A Great Yarmouth man accused with three other people of murder attacked an autistic man whose body was discovered in a river in Ipswich, a court has heard.
Prosecutors allege the four defendants ganged up and murdered 22-year-old Joe Pooley, who was found dead in the River Gipping.
All four, two men and two women, have denied murdering Mr Pooley on or before August 7, 2018.
They also deny an alternative charge of manslaughter.
Mr Pooley was found by a dog walker at about 10.30am on Monday, August 13, 2018, in the River Gipping, close to London Road.
A post-mortem examination found the likely cause of death was immersion in water.
Before the court are Sean Palmer, 30, of South Market Road, Great Yarmouth, Sebastian Smith, 35, of no fixed address, Becki West-Davidson, 30, of Rope Walk, Ipswich, and Lisa-Marie Smith, 26, of Hawick, Roxburghshire.

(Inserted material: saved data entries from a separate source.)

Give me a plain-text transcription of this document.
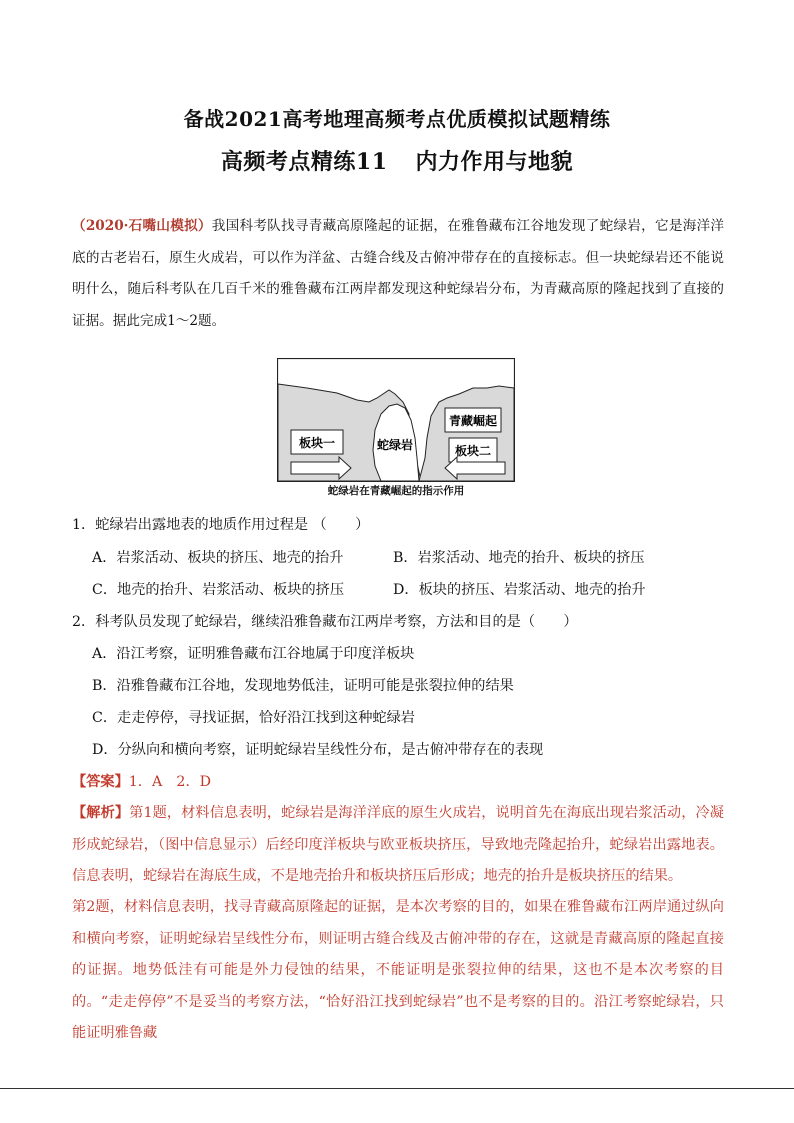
备战2021高考地理高频考点优质模拟试题精练
高频考点精练11 内力作用与地貌
（2020·石嘴山模拟）我国科考队找寻青藏高原隆起的证据，在雅鲁藏布江谷地发现了蛇绿岩，它是海洋洋底的古老岩石，原生火成岩，可以作为洋盆、古缝合线及古俯冲带存在的直接标志。但一块蛇绿岩还不能说明什么，随后科考队在几百千米的雅鲁藏布江两岸都发现这种蛇绿岩分布，为青藏高原的隆起找到了直接的证据。据此完成1～2题。
板块一	蛇绿岩
青藏崛起
板块二
蛇绿岩在青藏崛起的指示作用
1．蛇绿岩出露地表的地质作用过程是 （　　）
A．岩浆活动、板块的挤压、地壳的抬升	B．岩浆活动、地壳的抬升、板块的挤压
C．地壳的抬升、岩浆活动、板块的挤压	D．板块的挤压、岩浆活动、地壳的抬升
2．科考队员发现了蛇绿岩，继续沿雅鲁藏布江两岸考察，方法和目的是（　　）
A．沿江考察，证明雅鲁藏布江谷地属于印度洋板块
B．沿雅鲁藏布江谷地，发现地势低洼，证明可能是张裂拉伸的结果
C．走走停停，寻找证据，恰好沿江找到这种蛇绿岩
D．分纵向和横向考察，证明蛇绿岩呈线性分布，是古俯冲带存在的表现
【答案】1．A　2．D
【解析】第1题，材料信息表明，蛇绿岩是海洋洋底的原生火成岩，说明首先在海底出现岩浆活动，冷凝形成蛇绿岩，（图中信息显示）后经印度洋板块与欧亚板块挤压，导致地壳隆起抬升，蛇绿岩出露地表。信息表明，蛇绿岩在海底生成，不是地壳抬升和板块挤压后形成；地壳的抬升是板块挤压的结果。
第2题，材料信息表明，找寻青藏高原隆起的证据，是本次考察的目的，如果在雅鲁藏布江两岸通过纵向和横向考察，证明蛇绿岩呈线性分布，则证明古缝合线及古俯冲带的存在，这就是青藏高原的隆起直接的证据。地势低洼有可能是外力侵蚀的结果，不能证明是张裂拉伸的结果，这也不是本次考察的目的。“走走停停”不是妥当的考察方法，“恰好沿江找到蛇绿岩”也不是考察的目的。沿江考察蛇绿岩，只能证明雅鲁藏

At the opening of the trial on Wednesday morning (October 14), prosecution counsel Christopher Paxton QC told jurors: “In the early hours of August 7, 2018, Joe Pooley was murdered by these four defendants.
“The prosecution case is that each had a role to play in events that caused Joe Pooley’s young life to end in the waters of the River Gipping.”

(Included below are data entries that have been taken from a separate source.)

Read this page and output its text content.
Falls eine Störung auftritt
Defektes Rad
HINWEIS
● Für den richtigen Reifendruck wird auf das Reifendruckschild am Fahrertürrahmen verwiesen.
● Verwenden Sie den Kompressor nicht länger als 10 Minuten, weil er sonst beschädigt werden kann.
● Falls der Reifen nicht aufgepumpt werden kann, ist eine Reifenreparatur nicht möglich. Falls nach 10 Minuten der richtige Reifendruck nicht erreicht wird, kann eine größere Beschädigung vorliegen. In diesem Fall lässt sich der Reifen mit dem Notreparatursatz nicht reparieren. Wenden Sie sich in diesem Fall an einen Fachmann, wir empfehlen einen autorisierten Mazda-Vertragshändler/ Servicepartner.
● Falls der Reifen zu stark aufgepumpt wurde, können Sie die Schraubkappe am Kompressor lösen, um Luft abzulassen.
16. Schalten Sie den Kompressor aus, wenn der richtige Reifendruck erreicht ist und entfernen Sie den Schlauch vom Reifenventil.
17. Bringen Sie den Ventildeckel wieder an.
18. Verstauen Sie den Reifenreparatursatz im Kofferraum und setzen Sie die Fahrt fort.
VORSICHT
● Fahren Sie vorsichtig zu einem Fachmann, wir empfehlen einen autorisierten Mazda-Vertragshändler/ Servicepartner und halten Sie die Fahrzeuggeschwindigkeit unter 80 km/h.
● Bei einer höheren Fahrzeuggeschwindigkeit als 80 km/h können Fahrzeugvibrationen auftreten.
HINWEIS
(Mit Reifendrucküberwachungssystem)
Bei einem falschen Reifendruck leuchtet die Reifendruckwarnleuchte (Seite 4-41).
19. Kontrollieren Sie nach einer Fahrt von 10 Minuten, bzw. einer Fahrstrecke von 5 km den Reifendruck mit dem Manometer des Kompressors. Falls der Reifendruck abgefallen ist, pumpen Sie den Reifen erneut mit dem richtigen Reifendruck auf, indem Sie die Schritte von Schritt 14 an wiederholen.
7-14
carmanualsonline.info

Mr Paxton said Mr Pooley had been under the wing of adult social care and was considered to be “vulnerable, trusting of others and easily taken advantage of”.
He said West-Davidson’s anger with Mr Pooley, over comments he was said to have made about her and Lisa-Marie Smith, “stoked up hostility towards him”.

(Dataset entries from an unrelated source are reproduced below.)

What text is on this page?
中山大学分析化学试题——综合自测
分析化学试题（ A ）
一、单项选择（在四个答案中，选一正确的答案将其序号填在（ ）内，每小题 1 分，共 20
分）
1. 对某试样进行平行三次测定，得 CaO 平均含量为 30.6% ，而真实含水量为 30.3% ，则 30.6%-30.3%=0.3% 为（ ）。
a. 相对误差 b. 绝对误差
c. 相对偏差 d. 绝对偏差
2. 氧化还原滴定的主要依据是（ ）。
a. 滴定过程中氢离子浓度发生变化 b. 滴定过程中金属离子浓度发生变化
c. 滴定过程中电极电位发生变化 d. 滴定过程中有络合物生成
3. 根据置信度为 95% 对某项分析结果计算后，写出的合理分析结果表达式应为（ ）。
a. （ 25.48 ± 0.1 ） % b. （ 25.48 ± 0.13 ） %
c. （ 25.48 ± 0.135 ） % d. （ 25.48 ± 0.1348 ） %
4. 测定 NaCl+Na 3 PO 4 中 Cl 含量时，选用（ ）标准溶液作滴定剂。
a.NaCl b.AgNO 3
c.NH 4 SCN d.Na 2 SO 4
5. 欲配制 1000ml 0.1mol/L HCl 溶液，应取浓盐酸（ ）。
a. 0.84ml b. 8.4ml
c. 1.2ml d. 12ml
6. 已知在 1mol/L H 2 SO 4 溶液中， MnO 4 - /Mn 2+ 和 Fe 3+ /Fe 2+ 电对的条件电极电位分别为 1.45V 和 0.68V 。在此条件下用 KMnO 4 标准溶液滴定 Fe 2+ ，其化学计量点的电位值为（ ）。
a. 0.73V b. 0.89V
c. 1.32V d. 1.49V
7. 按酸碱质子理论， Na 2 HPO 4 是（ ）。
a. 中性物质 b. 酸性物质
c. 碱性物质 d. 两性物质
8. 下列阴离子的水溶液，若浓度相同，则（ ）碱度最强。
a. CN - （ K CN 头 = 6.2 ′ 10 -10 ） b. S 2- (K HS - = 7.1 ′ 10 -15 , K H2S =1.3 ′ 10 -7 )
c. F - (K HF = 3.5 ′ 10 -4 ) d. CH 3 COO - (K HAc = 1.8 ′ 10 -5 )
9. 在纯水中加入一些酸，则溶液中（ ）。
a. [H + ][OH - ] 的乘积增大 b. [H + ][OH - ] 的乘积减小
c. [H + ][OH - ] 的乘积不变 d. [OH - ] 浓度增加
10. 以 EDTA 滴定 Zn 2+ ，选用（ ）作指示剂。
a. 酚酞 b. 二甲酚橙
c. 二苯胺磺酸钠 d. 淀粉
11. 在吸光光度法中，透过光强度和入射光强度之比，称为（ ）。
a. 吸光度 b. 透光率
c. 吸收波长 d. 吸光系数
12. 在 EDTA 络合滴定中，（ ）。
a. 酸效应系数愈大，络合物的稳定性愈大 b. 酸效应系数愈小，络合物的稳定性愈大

Mr Paxton alleged that West-Davidson had encouraged others to attack Mr Pooley at the riverside.
He claimed that Sebastian Smith and Palmer had attacked Mr Pooley and caused his body to end up in the river.
He alleged that Sebastian Smith’s then girlfriend, Lisa-Marie Smith, lured Mr Pooley from his address at the Kingsley House Hotel, in London Road, knowing he was going to be attacked, or at the very least “given a serious beating”.
“Lisa Smith exploited his trust to ensure he received the beating she knew was to take place”, he told jurors.
“These four defendants had no regard for the life of Joe Pooley. Hence, why he was attacked, following which, his body was dumped in that river.”
Mr Paxton said a timeline would set out telephone calls showing hostility and anger – particularly from Sebastian Smith and West-Davidson – and how the defendants were “closely entwined” in Mr Pooley’s alleged murder.
He claimed that, following the discovery of Mr Pooley’s body, Palmer told his then girlfriend that Sebastian Smith had punched Mr Pooley, and that he helped put him in the river.
He also alleged that Sebastian Smith had made a similar confession – later telling another person: “Oh, I’ve murdered someone.”
Mr Paxton claimed West-Davidson “tried to cover up” the alleged murder by deleting numerous Facebook messages, including one in which Mr Pooley asked her to “call off the hit” and another including a threat Pooley, which he described as “not an empty threat, but a threat loaded with intent”.
He said that, on August 22, Sebastian Smith and Lisa-Marie Smith had “hastened” a move from Ipswich to Scotland, where Sebastian Smith took that name, having previously been called Luke Greenland.
Mr Paxton said it was agreed by West-Davidson that she and Mr Pooley had sex at her Roper Court flat in Foxhall Road on the night of August 5.
He said subsequent declarations of love and affection – in the form of text messages – showed an intensity of feeling that “stoked her anger and hostility”.
Mr Paxton told jurors: “From the heights of professed love, Rebecca West-Davidson fell into a rage.”
He said a voicemail message, played to the court, from Sebastian Smith to West-Davidson, demonstrated his anger over things Mr Pooley was supposed to have said about him and Lisa-Marie Smith.
He told jurors that a subsequent message from Sebastian Smith to Mr Pooley read: “I’m going everywhere until I find you”.
Mr Paxton said the “ebb and flow” of contacts showed that Sebastian Smith, Lisa-Marie Smith and West-Davidson “bullied, threatened and ganged up on” Mr Pooley, believing him to be the source of “rumours, slurs and name calling”.
The trial is expected to last eight weeks at Ipswich Crown Court.